EXTENDED MATERNITY LEAVE
In cases of live childbirth, an additional maternity leave of 30 days without pay, can be availed of, at the
option of the female worker, provided that the employer shall be given due notice.
Due notice to the employer must be in writing and must be given at least 45 days before the end of the
female worker’s maternity leave. However, no prior notice shall be necessary in the event of a medical
emergency but subsequent notice shall be given to the employer.
The above period of extended maternity leave without pay shall not be considered as gap in the service.

FREQUENCY OF THE GRANT


Maternity leave shall be granted to a qualified female worker in every instance of pregnancy,
miscarriage or emergency termination of pregnancy regardless of frequency.

GRANT OF MATERNITY LEAVE BENEFITS AFTER TERMINATION OF EMPLOYMENT


Maternity leave with full pay shall be granted even if the childbirth, miscarriage, or emergency
termination of pregnancy occurs not more than 15 calendar days after the termination of an employee’s
service, as her right thereto has already accrued. Such period is not applicable when the employment of
the pregnant woman worker has been terminated without just cause, in which case the employer will
pay her the full amount equivalent to her salary for 105 days for childbirth and 60 days for miscarriage
or emergency termination of pregnancy based on her full pay, in addition to the other applicable daily
cash maternity benefits that she should have received had her employment not been illegally
terminated.

MATERNITY LEAVE OF A FEMALE WORKER WITH PENDING ADMINISTRATIVE CASE


The maternity leave benefits granted under RA 11210 and this Rules shall be enjoyed by a female
worker in the public sector and in the private sector even if she has a pending administrative case.

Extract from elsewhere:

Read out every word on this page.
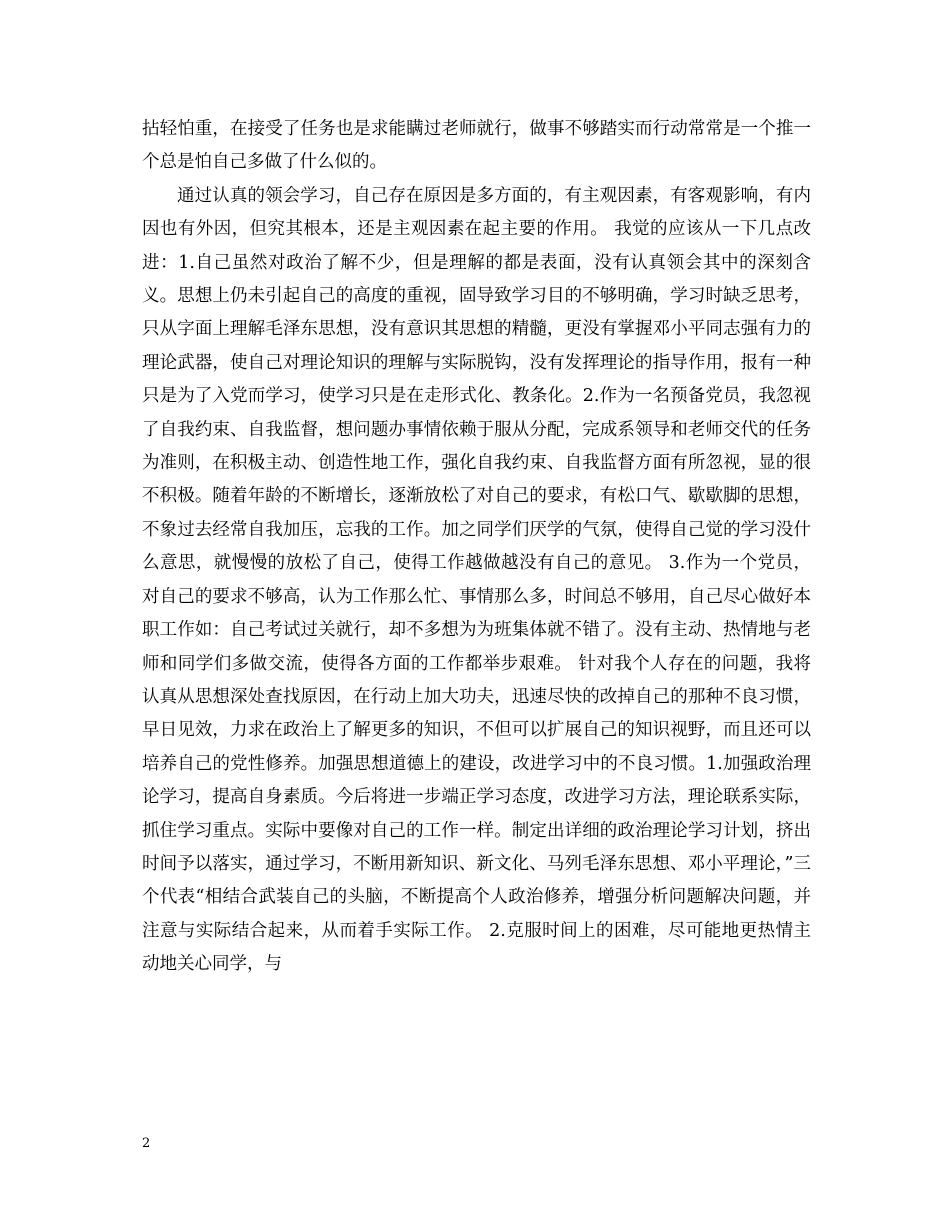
拈轻怕重，在接受了任务也是求能瞒过老师就行，做事不够踏实而行动常常是一个推一个总是怕自己多做了什么似的。

通过认真的领会学习，自己存在原因是多方面的，有主观因素，有客观影响，有内因也有外因，但究其根本，还是主观因素在起主要的作用。 我觉的应该从一下几点改进：1.自己虽然对政治了解不少，但是理解的都是表面，没有认真领会其中的深刻含义。思想上仍未引起自己的高度的重视，固导致学习目的不够明确，学习时缺乏思考，只从字面上理解毛泽东思想，没有意识其思想的精髓，更没有掌握邓小平同志强有力的理论武器，使自己对理论知识的理解与实际脱钩，没有发挥理论的指导作用，报有一种只是为了入党而学习，使学习只是在走形式化、教条化。2.作为一名预备党员，我忽视了自我约束、自我监督，想问题办事情依赖于服从分配，完成系领导和老师交代的任务为准则，在积极主动、创造性地工作，强化自我约束、自我监督方面有所忽视，显的很不积极。随着年龄的不断增长，逐渐放松了对自己的要求，有松口气、歇歇脚的思想，不象过去经常自我加压，忘我的工作。加之同学们厌学的气氛，使得自己觉的学习没什么意思，就慢慢的放松了自己，使得工作越做越没有自己的意见。 3.作为一个党员，对自己的要求不够高，认为工作那么忙、事情那么多，时间总不够用，自己尽心做好本职工作如：自己考试过关就行，却不多想为为班集体就不错了。没有主动、热情地与老师和同学们多做交流，使得各方面的工作都举步艰难。 针对我个人存在的问题，我将认真从思想深处查找原因，在行动上加大功夫，迅速尽快的改掉自己的那种不良习惯，早日见效，力求在政治上了解更多的知识，不但可以扩展自己的知识视野，而且还可以培养自己的党性修养。加强思想道德上的建设，改进学习中的不良习惯。1.加强政治理论学习，提高自身素质。今后将进一步端正学习态度，改进学习方法，理论联系实际，抓住学习重点。实际中要像对自己的工作一样。制定出详细的政治理论学习计划，挤出时间予以落实，通过学习，不断用新知识、新文化、马列毛泽东思想、邓小平理论，”三个代表“相结合武装自己的头脑，不断提高个人政治修养，增强分析问题解决问题，并注意与实际结合起来，从而着手实际工作。 2.克服时间上的困难，尽可能地更热情主动地关心同学，与

2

NON-DIMINUTION OF BENEFITS
Nothing in these Rules shall be construed as to diminish existing maternity benefits currently enjoyed
whether or not these are granted under Collective Bargaining Agreements, or present laws, if the same
are more beneficial to the female worker. Any other working arrangement which the female worker
shall agree to, during the additional maternity leave period, shall be allowed. Provided, that this shall be
consented to in writing by the female worker and shall primarily uphold her maternal functions and the
requirements of postnatal care.

SECURITY OF TENURE
Those who avail of the benefits of Republic Act No. 11210 or this Rules, whether in the public or private
sector, shall be assured of security of tenure. As such, the exercise of this option by them shall not be
used as a basis for demotion in employment or termination. The transfer to a parallel position or
reassignment from one organizational unit to another in the same agency or private enterprise shall be
allowed. Provided, that it shall not involve a reduction in rank, status, salary, or otherwise amount to
constructive dismissal.

NON-DISCRIMINATION
No employer whether in the public or private sector shall discriminate against the employment of
women in order to avoid the benefits provided for in this Rules.